England's Kerrang! magazine calls the band "the heavy metal Village People." Josh Homme of Queens of the Stone Age hails it as one of his favorite bands.
What the Norwegian sextet calls itself is "death punk," but the label is misleading, suggesting music that is extremely dark and extremely rigid.
Turbonegro is neither.
The band, which performs tonight at the Troubadour, makes pure punk that is raw and euphoric, landing somewhere between the Ramones and the Hives, while finding room for sudden flourishes of melody and epic, classic-rock pretensions.

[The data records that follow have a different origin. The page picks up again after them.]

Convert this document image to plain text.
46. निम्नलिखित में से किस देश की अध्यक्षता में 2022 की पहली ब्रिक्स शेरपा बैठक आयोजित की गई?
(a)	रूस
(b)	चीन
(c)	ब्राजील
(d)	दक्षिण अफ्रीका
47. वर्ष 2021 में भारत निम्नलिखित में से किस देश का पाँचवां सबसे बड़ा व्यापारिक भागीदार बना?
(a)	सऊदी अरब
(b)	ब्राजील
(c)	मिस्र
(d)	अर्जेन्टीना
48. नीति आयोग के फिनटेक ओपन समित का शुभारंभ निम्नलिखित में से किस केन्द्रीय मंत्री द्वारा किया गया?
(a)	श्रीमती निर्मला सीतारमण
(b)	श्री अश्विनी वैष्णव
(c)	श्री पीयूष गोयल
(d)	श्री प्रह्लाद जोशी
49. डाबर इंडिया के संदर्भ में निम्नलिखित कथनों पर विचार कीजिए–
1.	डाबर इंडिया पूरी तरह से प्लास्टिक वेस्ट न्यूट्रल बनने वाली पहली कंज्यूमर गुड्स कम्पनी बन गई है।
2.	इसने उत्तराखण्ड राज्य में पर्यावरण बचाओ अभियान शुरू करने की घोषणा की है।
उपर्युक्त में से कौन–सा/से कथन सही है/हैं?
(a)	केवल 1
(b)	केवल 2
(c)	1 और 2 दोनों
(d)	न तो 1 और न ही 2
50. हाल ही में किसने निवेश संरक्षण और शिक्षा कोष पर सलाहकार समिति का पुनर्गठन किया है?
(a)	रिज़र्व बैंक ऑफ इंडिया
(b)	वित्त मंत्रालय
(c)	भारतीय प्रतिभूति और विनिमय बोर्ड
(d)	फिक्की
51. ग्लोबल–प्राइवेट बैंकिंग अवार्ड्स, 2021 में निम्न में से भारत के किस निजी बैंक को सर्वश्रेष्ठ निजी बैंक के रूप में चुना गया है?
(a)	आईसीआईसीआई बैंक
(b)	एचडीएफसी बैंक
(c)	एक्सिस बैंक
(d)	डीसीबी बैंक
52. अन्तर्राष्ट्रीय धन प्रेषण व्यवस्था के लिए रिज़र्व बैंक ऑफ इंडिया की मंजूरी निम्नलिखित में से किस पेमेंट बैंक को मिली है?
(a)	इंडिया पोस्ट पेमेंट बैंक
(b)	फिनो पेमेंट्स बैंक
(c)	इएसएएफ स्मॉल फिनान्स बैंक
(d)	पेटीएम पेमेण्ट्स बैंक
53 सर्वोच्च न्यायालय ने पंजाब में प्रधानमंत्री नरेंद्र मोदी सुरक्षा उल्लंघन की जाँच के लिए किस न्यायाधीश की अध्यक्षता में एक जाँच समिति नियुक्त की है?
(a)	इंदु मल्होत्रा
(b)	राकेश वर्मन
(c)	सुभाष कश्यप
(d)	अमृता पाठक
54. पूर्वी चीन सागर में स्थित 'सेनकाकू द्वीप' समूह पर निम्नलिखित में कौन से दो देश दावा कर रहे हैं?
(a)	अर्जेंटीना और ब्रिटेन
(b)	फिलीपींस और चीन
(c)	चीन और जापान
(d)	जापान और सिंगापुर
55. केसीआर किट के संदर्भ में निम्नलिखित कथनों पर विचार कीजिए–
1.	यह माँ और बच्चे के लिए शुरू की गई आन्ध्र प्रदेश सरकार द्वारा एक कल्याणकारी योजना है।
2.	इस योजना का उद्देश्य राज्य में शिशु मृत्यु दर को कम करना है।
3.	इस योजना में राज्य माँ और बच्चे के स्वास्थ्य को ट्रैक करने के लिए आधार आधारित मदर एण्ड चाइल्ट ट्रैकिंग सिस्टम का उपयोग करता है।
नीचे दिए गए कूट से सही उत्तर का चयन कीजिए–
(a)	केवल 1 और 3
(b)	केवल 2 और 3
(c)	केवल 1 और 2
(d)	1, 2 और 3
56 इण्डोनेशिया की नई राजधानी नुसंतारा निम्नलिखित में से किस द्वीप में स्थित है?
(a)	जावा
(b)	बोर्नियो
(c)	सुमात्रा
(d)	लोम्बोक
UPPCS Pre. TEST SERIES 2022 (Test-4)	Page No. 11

"It's hypnotic suburban punk rock, with a tantalizing flair," says bassist-songwriter Happy Tom, who appears onstage wearing lipstick and a white sailor's cap.
The band already had a large following in Europe but hadn't made an impact in the U.S. when Turbonegro began an unscheduled four-year break in the late '90s. "That was due to heroin and schizophrenia, but now everybody's feeling much better," Happy Tom says without elaborating.
Turbonegro began in 1988, predating the new Scandinavian rock invasion (Hives, Soundtrack to Our Lives), but was unknown to most U.S. rock fans until Epitaph Records recently reissued two of the band's dynamic albums from the late '90s. Turbonegro reunited last summer after receiving an offer to play a Norway festival.
"We thought we'd do it for nostalgic reasons and see how it worked out," says Happy Tom. Now a new album, "Scandinavian Leather," is due May 6 from Epitaph, with songs co-written by Happy Tom and guitarist Euroboy, and cover art by esteemed artist-musician Klaus Voorman.
Homme, of Queens of the Stone Age, first saw Turbonegro in 1996 at the Kilowatt club in San Francisco.
"They say, 'Yeah, you could say it sounds a bit like the Stooges, but we do it better,' " Homme says with a laugh. "That's the perfect answer.
"Their sense of humor and sense of style and musical aesthetic very much hits my taste buds in the right spot," he adds. "They aren't kidding. They're Norwegian."